Friday, February 19, 2010

What Unifies All Canadians? The Winter Olympics

There are very, very few things that unite all Canadians. The biggest divide is between the English and French parts of Canada, but there is also a bit divide between rural and urban Canada and a big divide between southern Ontario and the rest of the country. There is very little that really brings us together.

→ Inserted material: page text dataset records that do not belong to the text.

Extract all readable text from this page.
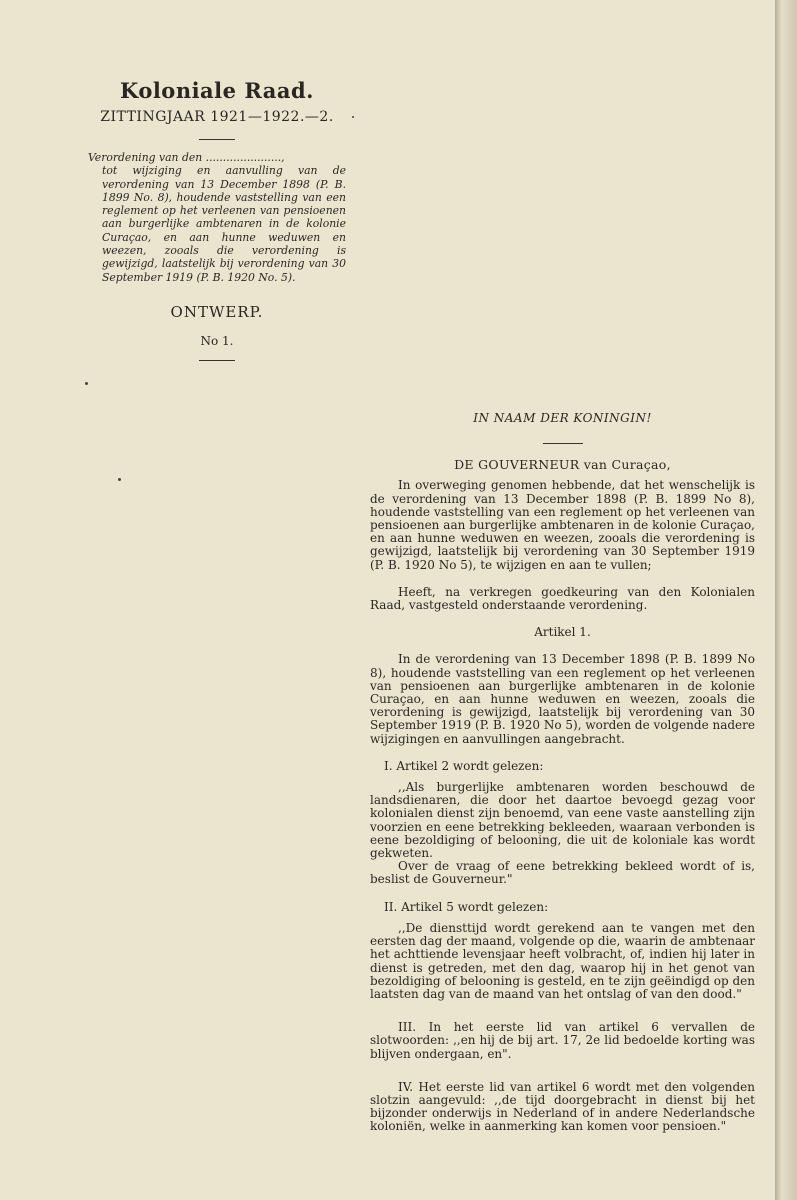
Koloniale Raad.
ZITTINGJAAR 1921—1922.—2.
Verordening van den ......................,
tot wijziging en aanvulling van de verordening van 13 December 1898 (P. B. 1899 No. 8), houdende vaststelling van een reglement op het verleenen van pensioenen aan burgerlijke ambtenaren in de kolonie Curaçao, en aan hunne weduwen en weezen, zooals die verordening is gewijzigd, laatstelijk bij verordening van 30 September 1919 (P. B. 1920 No. 5).
ONTWERP.
No 1.
IN NAAM DER KONINGIN!
DE GOUVERNEUR van Curaçao,

In overweging genomen hebbende, dat het wenschelijk is de verordening van 13 December 1898 (P. B. 1899 No 8), houdende vaststelling van een reglement op het verleenen van pensioenen aan burgerlijke ambtenaren in de kolonie Curaçao, en aan hunne weduwen en weezen, zooals die verordening is gewijzigd, laatstelijk bij verordening van 30 September 1919 (P. B. 1920 No 5), te wijzigen en aan te vullen;

Heeft, na verkregen goedkeuring van den Kolonialen Raad, vastgesteld onderstaande verordening.

Artikel 1.

In de verordening van 13 December 1898 (P. B. 1899 No 8), houdende vaststelling van een reglement op het verleenen van pensioenen aan burgerlijke ambtenaren in de kolonie Curaçao, en aan hunne weduwen en weezen, zooals die verordening is gewijzigd, laatstelijk bij verordening van 30 September 1919 (P. B. 1920 No 5), worden de volgende nadere wijzigingen en aanvullingen aangebracht.

I. Artikel 2 wordt gelezen:

,,Als burgerlijke ambtenaren worden beschouwd de landsdienaren, die door het daartoe bevoegd gezag voor kolonialen dienst zijn benoemd, van eene vaste aanstelling zijn voorzien en eene betrekking bekleeden, waaraan verbonden is eene bezoldiging of belooning, die uit de koloniale kas wordt gekweten.

Over de vraag of eene betrekking bekleed wordt of is, beslist de Gouverneur."

II. Artikel 5 wordt gelezen:

,,De diensttijd wordt gerekend aan te vangen met den eersten dag der maand, volgende op die, waarin de ambtenaar het achttiende levensjaar heeft volbracht, of, indien hij later in dienst is getreden, met den dag, waarop hij in het genot van bezoldiging of belooning is gesteld, en te zijn geëindigd op den laatsten dag van de maand van het ontslag of van den dood."

III. In het eerste lid van artikel 6 vervallen de slotwoorden: ,,en hij de bij art. 17, 2e lid bedoelde korting was blijven ondergaan, en".

IV. Het eerste lid van artikel 6 wordt met den volgenden slotzin aangevuld: ,,de tijd doorgebracht in dienst bij het bijzonder onderwijs in Nederland of in andere Nederlandsche koloniën, welke in aanmerking kan komen voor pensioen."
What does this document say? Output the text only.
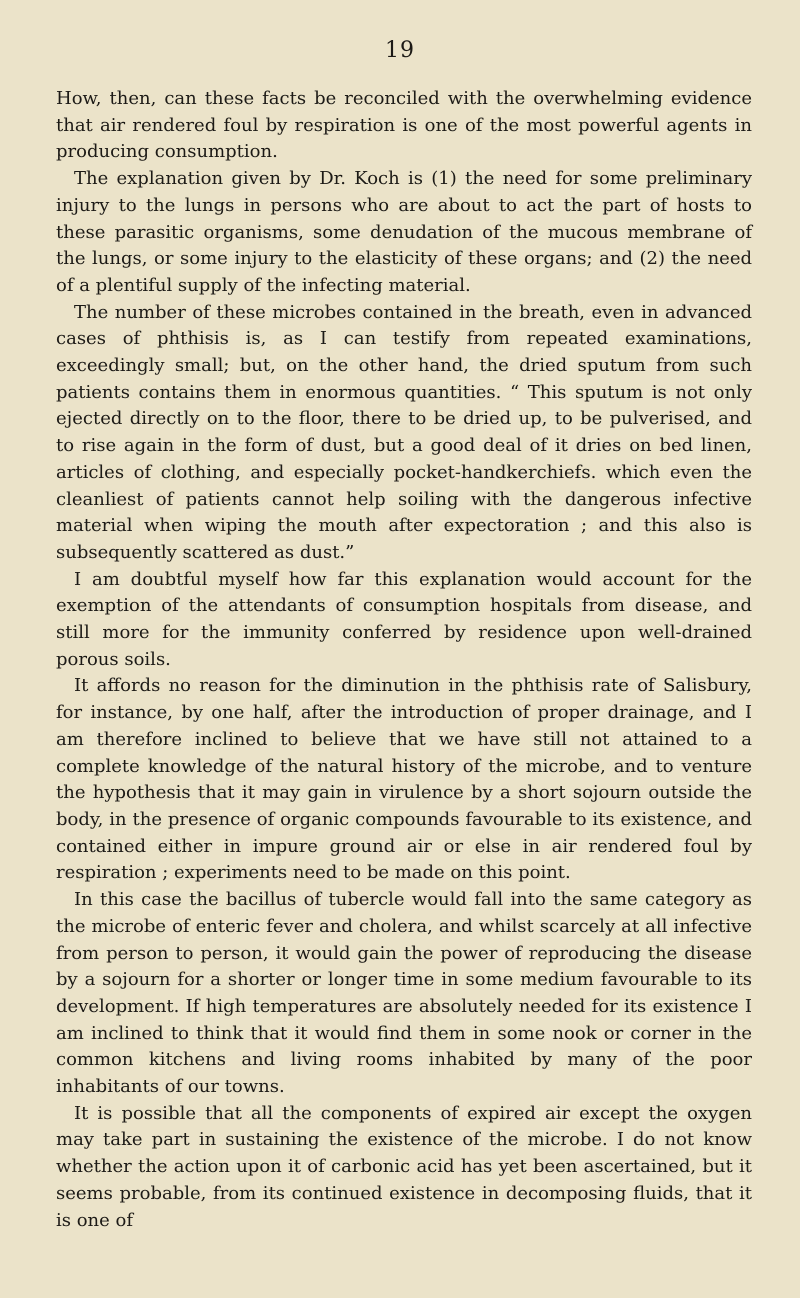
19

How, then, can these facts be reconciled with the overwhelming evidence that air rendered foul by respiration is one of the most powerful agents in producing consumption.

The explanation given by Dr. Koch is (1) the need for some preliminary injury to the lungs in persons who are about to act the part of hosts to these parasitic organisms, some denudation of the mucous membrane of the lungs, or some injury to the elasticity of these organs; and (2) the need of a plentiful supply of the infecting material.

The number of these microbes contained in the breath, even in advanced cases of phthisis is, as I can testify from repeated examinations, exceedingly small; but, on the other hand, the dried sputum from such patients contains them in enormous quantities. “ This sputum is not only ejected directly on to the floor, there to be dried up, to be pulverised, and to rise again in the form of dust, but a good deal of it dries on bed linen, articles of clothing, and especially pocket-handkerchiefs. which even the cleanliest of patients cannot help soiling with the dangerous infective material when wiping the mouth after expectoration ; and this also is subsequently scattered as dust.”

I am doubtful myself how far this explanation would account for the exemption of the attendants of consumption hospitals from disease, and still more for the immunity conferred by residence upon well-drained porous soils.

It affords no reason for the diminution in the phthisis rate of Salisbury, for instance, by one half, after the introduction of proper drainage, and I am therefore inclined to believe that we have still not attained to a complete knowledge of the natural history of the microbe, and to venture the hypothesis that it may gain in virulence by a short sojourn outside the body, in the presence of organic compounds favourable to its existence, and contained either in impure ground air or else in air rendered foul by respiration ; experiments need to be made on this point.

In this case the bacillus of tubercle would fall into the same category as the microbe of enteric fever and cholera, and whilst scarcely at all infective from person to person, it would gain the power of reproducing the disease by a sojourn for a shorter or longer time in some medium favourable to its development. If high temperatures are absolutely needed for its existence I am inclined to think that it would find them in some nook or corner in the common kitchens and living rooms inhabited by many of the poor inhabitants of our towns.

It is possible that all the components of expired air except the oxygen may take part in sustaining the existence of the microbe. I do not know whether the action upon it of carbonic acid has yet been ascertained, but it seems probable, from its continued existence in decomposing fluids, that it is one of
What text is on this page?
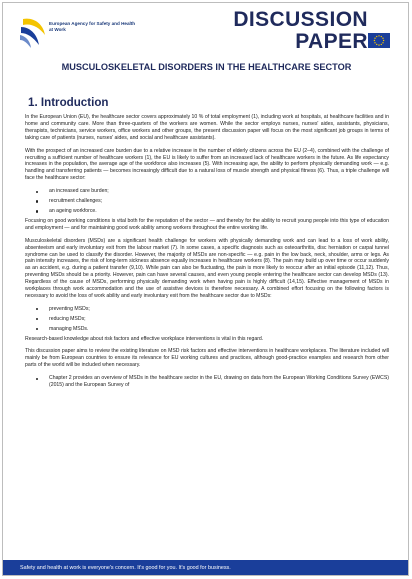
European Agency for Safety and Health at Work	DISCUSSION
PAPER
MUSCULOSKELETAL DISORDERS IN THE HEALTHCARE SECTOR
1. Introduction

In the European Union (EU), the healthcare sector covers approximately 10 % of total employment (1), including work at hospitals, at healthcare facilities and in home and community care. More than three-quarters of the workers are women. While the sector employs nurses, nurses' aides, assistants, physicians, therapists, technicians, service workers, office workers and other groups, the present discussion paper will focus on the most significant job groups in terms of taking care of patients (nurses, nurses' aides, and social and healthcare assistants).

With the prospect of an increased care burden due to a relative increase in the number of elderly citizens across the EU (2–4), combined with the challenge of recruiting a sufficient number of healthcare workers (1), the EU is likely to suffer from an increased lack of healthcare workers in the future. As life expectancy increases in the population, the average age of the workforce also increases (5). With increasing age, the ability to perform physically demanding work — e.g. handling and transferring patients — becomes increasingly difficult due to a natural loss of muscle strength and physical fitness (6). Thus, a triple challenge will face the healthcare sector:

an increased care burden;
recruitment challenges;
an ageing workforce.

Focusing on good working conditions is vital both for the reputation of the sector — and thereby for the ability to recruit young people into this type of education and employment — and for maintaining good work ability among workers throughout the entire working life.

Musculoskeletal disorders (MSDs) are a significant health challenge for workers with physically demanding work and can lead to a loss of work ability, absenteeism and early involuntary exit from the labour market (7). In some cases, a specific diagnosis such as osteoarthritis, disc herniation or carpal tunnel syndrome can be used to classify the disorder. However, the majority of MSDs are non-specific — e.g. pain in the low back, neck, shoulder, arms or legs. As pain intensity increases, the risk of long-term sickness absence equally increases in healthcare workers (8). The pain may build up over time or occur suddenly as an accident, e.g. during a patient transfer (9,10). While pain can also be fluctuating, the pain is more likely to reoccur after an initial episode (11,12). Thus, preventing MSDs should be a priority. However, pain can have several causes, and even young people entering the healthcare sector can develop MSDs (13). Regardless of the cause of MSDs, performing physically demanding work when having pain is highly difficult (14,15). Effective management of MSDs in workplaces through work accommodation and the use of assistive devices is therefore necessary. A combined effort focusing on the following factors is necessary to avoid the loss of work ability and early involuntary exit from the healthcare sector due to MSDs:

preventing MSDs;
reducing MSDs;
managing MSDs.

Research-based knowledge about risk factors and effective workplace interventions is vital in this regard.

This discussion paper aims to review the existing literature on MSD risk factors and effective interventions in healthcare workplaces. The literature included will mainly be from European countries to ensure its relevance for EU working cultures and practices, although good-practice examples and research from other parts of the world will be included when necessary.

Chapter 2 provides an overview of MSDs in the healthcare sector in the EU, drawing on data from the European Working Conditions Survey (EWCS) (2015) and the European Survey of
Safety and health at work is everyone's concern. It's good for you. It's good for business.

  • Canada Day - not popular among francophones
  • Hockey - not all of us sports fans and with an 82 game season it is too drawn out for most people to follow. Also, our hockey is a serious of regional allegiances. I follow the Canucks and prefer to see hell freeze over before see the Leafs ever win a game.
  • Weather - Weather could unite if we all had the same awful weather at the same time, but that never happens. Here in Victoria there is never bad weather. One in ten Canadians live in an area of the country that never gets winter.
  • History - We do not have a shared history. BC is completely outside of the narative of Canadian history as it is told. Newfoundland was a separate country till 1949. The Plains of Abraham are a divide in Canada, not a unity. We do not have anything like Gallipoli for the Australians. The CPR is important for the history of the west and not the east. Th RCMP is also a western thing
  • Landscape - We do not have a one type of landscape that defines us.
  • TV - we are not unified by a single TV program because we broadcast in two languages. There is no one shared cultural experience
  • The military - it is probably the best intergrated institurions of Canada, but it is only an internal thing and not a national unity.
  • Hatred of the US - this resonates with larges parts of Canada, but in Alberta and Quebec this is not the case.
I have been thinking about what unifies us Canadians and I can only come up with one thing - gold medal winners in the Winter Olympics.

Where a gold medal winner comes from does not matter for any part of the country. A Quebecois winner can carry a Canadian flag. We all talk about these people and know these people.

It is the winter Olympics that matter because we do see ourselves as a winter nation. In the last 20 years Canada has done well at the winter games, one of the top nations in the world, but our unity around gold medal winners goes back further than that. Think of Barbara Ann Scott or Nancy Greene Raine.

In the summer games Canadians do well but we are lost in the crowd of all the nations and all the winners. We are lucky to break the top 20 countries in the world. We do not see summer as being defining to us as a people. In the winter games Canada is in the top ten of countries in the last six games and top five in the last four.

In 2002 the Men's hockey gold medal game stopped the country. Not even the 1972 Summit Series final game was followed by as many people.

The opening ceremonies of the current games were seen in part by 20,000,00 Canadians, 13,300,000 watched all three and half hours. A very good TV audience in Canada is 3,000,000. An audience of 5,000,000 is virtually unheard of. The 2002 gold medal game reached 10,000,000.

Huge audiences in Canada are watching the games. Alex Bilodeau had an audience of 9.7 million, Kritina Groves' bronze medal win was seen by 5.3 million Canadians.

So not only are we uniting around the winter Olympics, as a nation we are really coming together around the 2010 Vancouver Games.